Public school in Texas, United States

Churchill Fulshear, Jr. High School is a public senior high school in the LCISD Education Center in Fulshear, Texas, and in the Houston metropolitan area. The school, which serves the LCISD portion of Fulshear, Weston Lakes, and Simonton, is a part of the Lamar Consolidated Independent School District (LCISD).

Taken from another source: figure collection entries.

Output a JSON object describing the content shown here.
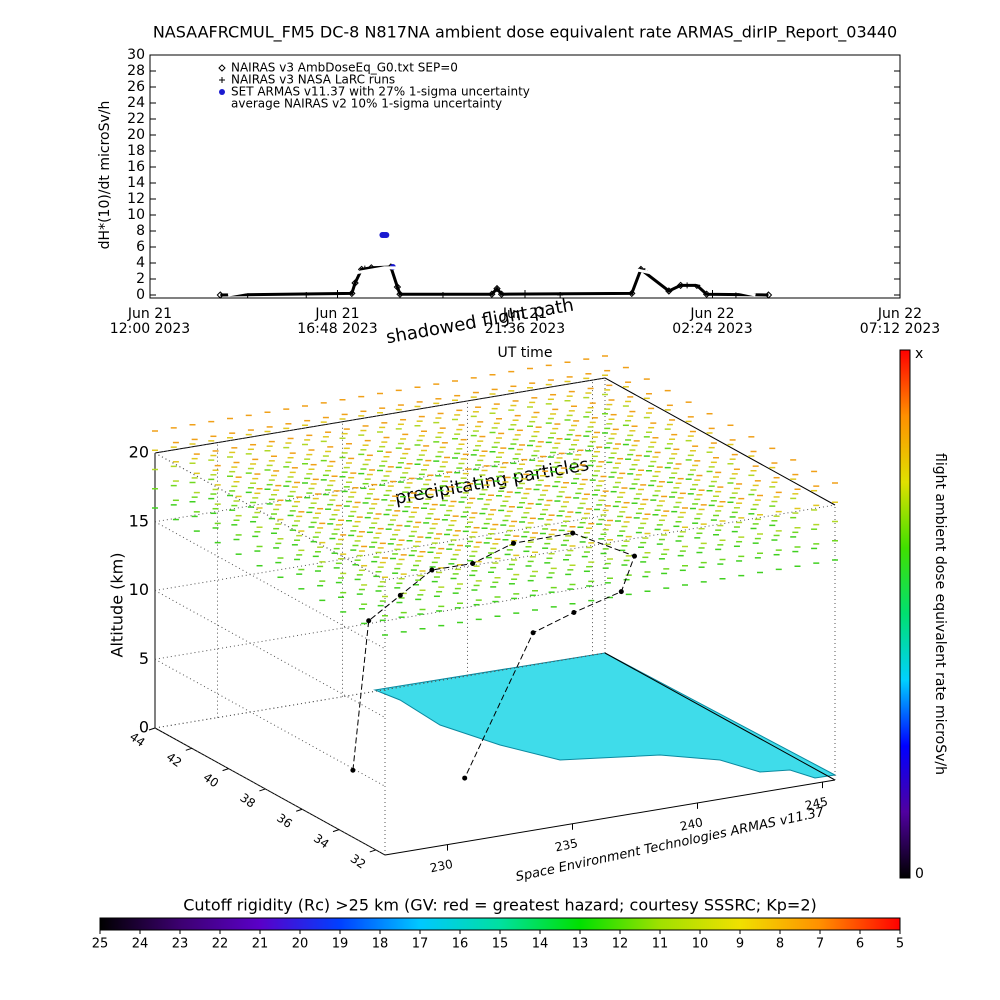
{
  "chart_data": [
    {
      "type": "line",
      "title": "NASAAFRCMUL_FM5 DC-8   N817NA ambient dose equivalent rate ARMAS_dirIP_Report_03440",
      "ylabel": "dH*(10)/dt microSv/h",
      "xlabel": "UT time",
      "ylim": [
        0,
        30
      ],
      "yticks": [
        0,
        2,
        4,
        6,
        8,
        10,
        12,
        14,
        16,
        18,
        20,
        22,
        24,
        26,
        28,
        30
      ],
      "xlim": [
        "2023-06-21T12:00",
        "2023-06-22T07:12"
      ],
      "xticks": [
        {
          "value": "2023-06-21T12:00",
          "label": [
            "Jun 21",
            "12:00 2023"
          ]
        },
        {
          "value": "2023-06-21T16:48",
          "label": [
            "Jun 21",
            "16:48 2023"
          ]
        },
        {
          "value": "2023-06-21T21:36",
          "label": [
            "Jun 21",
            "21:36 2023"
          ]
        },
        {
          "value": "2023-06-22T02:24",
          "label": [
            "Jun 22",
            "02:24 2023"
          ]
        },
        {
          "value": "2023-06-22T07:12",
          "label": [
            "Jun 22",
            "07:12 2023"
          ]
        }
      ],
      "legend": "upper-left",
      "series": [
        {
          "name": "NAIRAS v3 AmbDoseEq_G0.txt SEP=0",
          "color": "#000000",
          "marker": "diamond",
          "x": [
            "2023-06-21T13:48",
            "2023-06-21T17:10",
            "2023-06-21T17:15",
            "2023-06-21T17:25",
            "2023-06-21T17:40",
            "2023-06-21T18:10",
            "2023-06-21T18:20",
            "2023-06-21T18:24",
            "2023-06-21T20:45",
            "2023-06-21T20:53",
            "2023-06-21T21:00",
            "2023-06-22T00:20",
            "2023-06-22T00:34",
            "2023-06-22T01:17",
            "2023-06-22T01:35",
            "2023-06-22T02:00",
            "2023-06-22T02:15",
            "2023-06-22T03:50"
          ],
          "values": [
            0,
            0.2,
            1.5,
            3.2,
            3.4,
            3.5,
            1.0,
            0.1,
            0.1,
            0.8,
            0.1,
            0.2,
            3.2,
            0.5,
            1.2,
            1.2,
            0.1,
            0
          ]
        },
        {
          "name": "NAIRAS v3 NASA LaRC runs",
          "color": "#000000",
          "marker": "plus",
          "x": [
            "2023-06-21T14:30",
            "2023-06-21T16:00",
            "2023-06-21T17:30",
            "2023-06-21T19:30",
            "2023-06-21T22:30",
            "2023-06-22T00:40",
            "2023-06-22T01:45",
            "2023-06-22T03:00"
          ],
          "values": [
            0,
            0,
            3.3,
            0,
            0,
            3.0,
            1.2,
            0
          ]
        },
        {
          "name": "SET ARMAS v11.37 with 27% 1-sigma uncertainty",
          "color": "#1a1ad0",
          "marker": "dot",
          "x": [
            "2023-06-21T17:57",
            "2023-06-21T17:59",
            "2023-06-21T18:01",
            "2023-06-21T18:03",
            "2023-06-21T18:13"
          ],
          "values": [
            7.5,
            7.5,
            7.5,
            7.5,
            3.5
          ]
        },
        {
          "name": "average NAIRAS v2 10% 1-sigma uncertainty",
          "color": "#ffffff",
          "marker": "none",
          "x": [
            "2023-06-21T14:00",
            "2023-06-21T18:00",
            "2023-06-22T00:30",
            "2023-06-22T03:30"
          ],
          "values": [
            0,
            3.4,
            3.1,
            0
          ]
        }
      ]
    },
    {
      "type": "scatter3d",
      "zlabel": "Altitude (km)",
      "zlim": [
        0,
        20
      ],
      "zticks": [
        0,
        5,
        10,
        15,
        20
      ],
      "latlim": [
        44,
        31.5
      ],
      "latticks": [
        44,
        42,
        40,
        38,
        36,
        34,
        32
      ],
      "lonlim": [
        227.5,
        245.5
      ],
      "lonticks": [
        230,
        235,
        240,
        245
      ],
      "annotations": [
        "shadowed flight path",
        "precipitating particles"
      ],
      "credit": "Space Environment Technologies ARMAS v11.37",
      "series": [
        {
          "color": "#000000",
          "lon": [
            231,
            232,
            234,
            236,
            238,
            240,
            242,
            243,
            241,
            238,
            236,
            234
          ],
          "lat": [
            38,
            38.5,
            39.5,
            40.5,
            41,
            41.5,
            41,
            39,
            37,
            35.5,
            35,
            36
          ],
          "values": [
            0.3,
            10.5,
            11,
            11.5,
            11,
            11.5,
            12,
            11.5,
            11,
            11.5,
            11,
            0.3
          ]
        }
      ]
    },
    {
      "type": "colorbar",
      "label": "flight ambient dose equivalent rate microSv/h",
      "max_label": "x",
      "min_label": "0",
      "colors": [
        "#000000",
        "#5000a0",
        "#0000ff",
        "#00d0ff",
        "#00e070",
        "#40e000",
        "#e0e000",
        "#ff9000",
        "#ff0000"
      ]
    },
    {
      "type": "colorbar",
      "title": "Cutoff rigidity (Rc) >25 km (GV: red = greatest hazard; courtesy SSSRC; Kp=2)",
      "ticks": [
        25,
        24,
        23,
        22,
        21,
        20,
        19,
        18,
        17,
        16,
        15,
        14,
        13,
        12,
        11,
        10,
        9,
        8,
        7,
        6,
        5
      ],
      "colors": [
        "#000000",
        "#3c0070",
        "#5a00c8",
        "#0040ff",
        "#00c8ff",
        "#00e0a0",
        "#00e000",
        "#a0e000",
        "#f0e000",
        "#ff9000",
        "#ff0000"
      ]
    }
  ]
}
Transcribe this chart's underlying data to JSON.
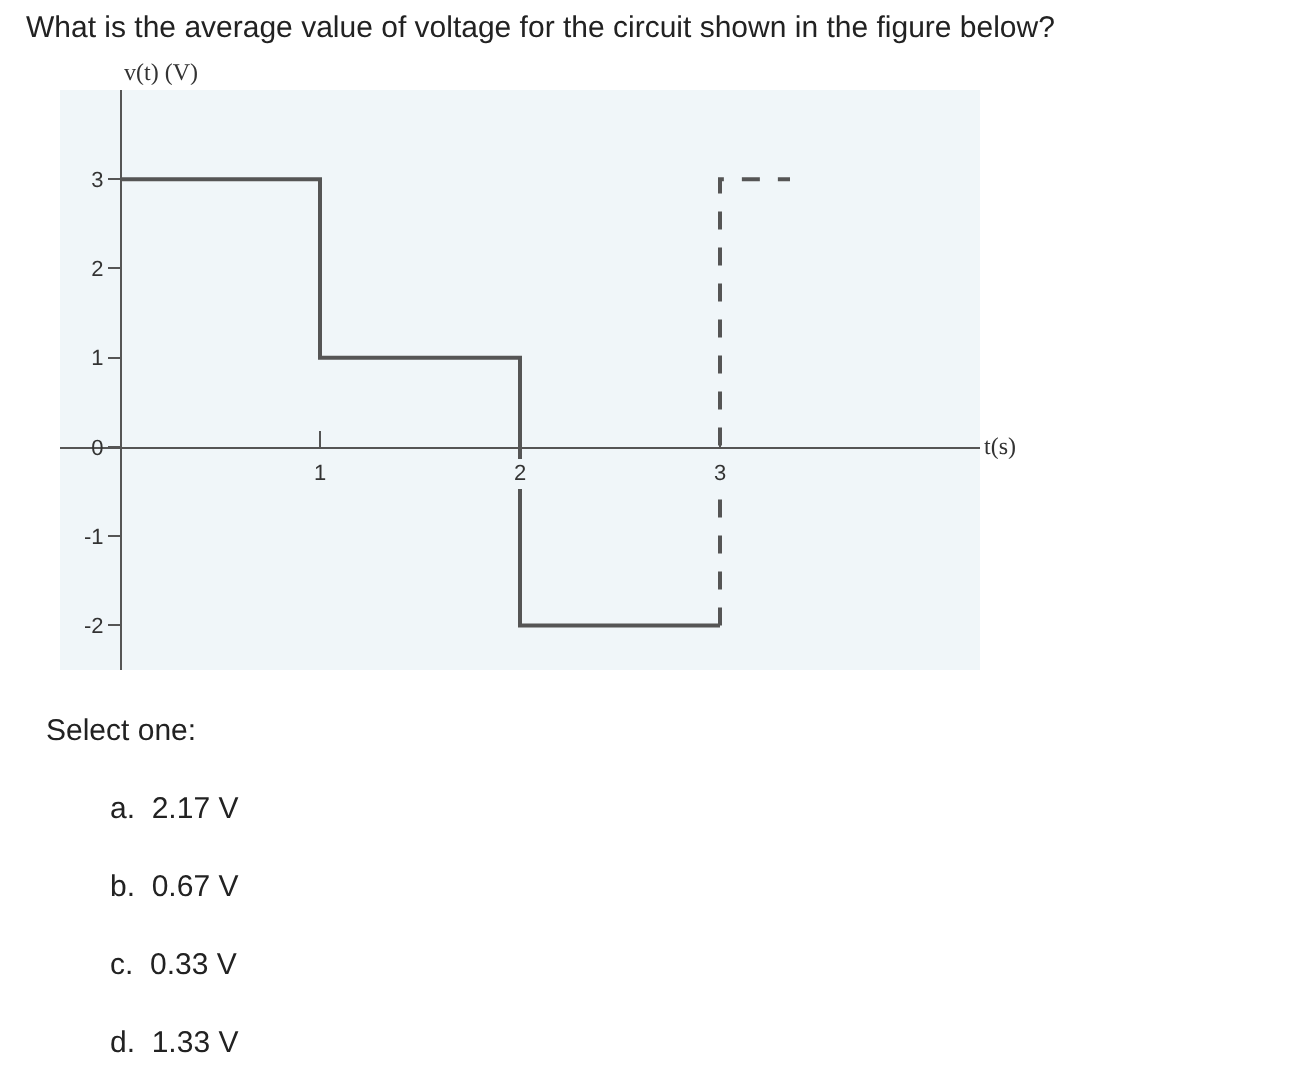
{
  "chart_data": {
    "type": "step",
    "title": "What is the average value of voltage for the circuit shown in the figure below?",
    "xlabel": "t(s)",
    "ylabel": "v(t) (V)",
    "series": [
      {
        "type": "step",
        "color": "#555555",
        "x": [
          0,
          1,
          2,
          3
        ],
        "values": [
          3,
          1,
          -2,
          -2
        ],
        "line_style": "solid"
      },
      {
        "type": "line",
        "color": "#555555",
        "x": [
          3,
          3,
          3.35
        ],
        "values": [
          -2,
          3,
          3
        ],
        "line_style": "dashed"
      }
    ],
    "xlim": [
      -0.3,
      4.3
    ],
    "ylim": [
      -2.5,
      4
    ],
    "xticks": [
      1,
      2,
      3
    ],
    "yticks": [
      -2,
      -1,
      0,
      1,
      2,
      3
    ],
    "annotations": [
      "Select one:",
      "a.  2.17 V",
      "b.  0.67 V",
      "c.  0.33 V",
      "d.  1.33 V"
    ]
  }
}
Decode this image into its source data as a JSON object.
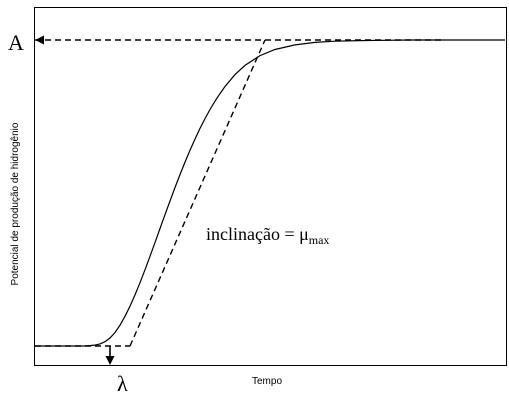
{
  "chart_data": {
    "type": "line",
    "title": "",
    "xlabel": "Tempo",
    "ylabel": "Potencial de produção de hidrogênio",
    "grid": false,
    "legend": "none",
    "labels": {
      "asymptote": "A",
      "lag": "λ",
      "slope_text": "inclinação = μ",
      "slope_sub": "max"
    },
    "series": [
      {
        "style": "solid",
        "x": [
          0,
          5,
          10,
          12,
          13,
          14,
          15,
          16,
          17,
          18,
          19,
          20,
          21,
          22,
          23,
          24,
          25,
          26,
          27,
          28,
          29,
          30,
          31,
          32,
          33,
          34,
          35,
          36,
          37,
          38,
          40,
          42,
          45,
          48,
          52,
          56,
          60,
          65,
          70,
          75,
          80,
          85,
          90,
          94
        ],
        "y": [
          0.0,
          0.0,
          0.0,
          0.003,
          0.007,
          0.014,
          0.026,
          0.044,
          0.068,
          0.097,
          0.13,
          0.167,
          0.207,
          0.249,
          0.293,
          0.338,
          0.384,
          0.429,
          0.474,
          0.518,
          0.56,
          0.601,
          0.64,
          0.676,
          0.711,
          0.743,
          0.773,
          0.8,
          0.825,
          0.848,
          0.887,
          0.917,
          0.949,
          0.969,
          0.984,
          0.992,
          0.996,
          0.998,
          0.999,
          1.0,
          1.0,
          1.0,
          1.0,
          1.0
        ]
      },
      {
        "style": "dashed",
        "x": [
          0,
          19
        ],
        "y": [
          0.0,
          0.0
        ]
      },
      {
        "style": "dashed",
        "x": [
          19,
          46
        ],
        "y": [
          0.0,
          1.0
        ]
      },
      {
        "style": "dashed",
        "x": [
          0,
          82
        ],
        "y": [
          1.0,
          1.0
        ]
      }
    ],
    "markers": [
      {
        "type": "arrow-left",
        "x": 0,
        "y": 1.0
      },
      {
        "type": "arrow-down",
        "x": 15,
        "y": 0.0
      }
    ]
  }
}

The school's namesake was a part of the Fulshear family, one of the first Anglo white families to settle Texas, and fought in the Texas Revolution.

It is the first high school to primarily serve Fulshear.

==History==
The district bought the land for it in 2008.

PBK Architects was hired as the architectural firm.

The school opened in the fall of 2016 with grades 9 and 10, and over the following two years added grades 11 and 12. The first principal was Daniel Ward, and the dedication ceremony occurred in December of that year.

==Feeder schools==
Lamar CISD calls this feeder system the "Purple Track." Feeder junior high and middle schools share the FHS colors and mascot.

===Junior high school===
- Dean Leaman Junior High School

===Middle school===
- James W. Roberts Middle School

===Elementary schools===
- Haygood Elementary School
- Huggins Elementary School
- Lindsey Elementary School
- Melton Elementary School
- Morgan Elementary School
- Randle Elementary School
- Slawinski Elementary School
- Tamarron Elementary School

==Athletics==
The school's first athletic director and American football coach, Oschlor Flemming, previously worked at Dulles High School as the head football coach and Guyer High School in Denton, Texas as the assistant football coach. In 2018, the Fulshear football team began playing at the varsity level.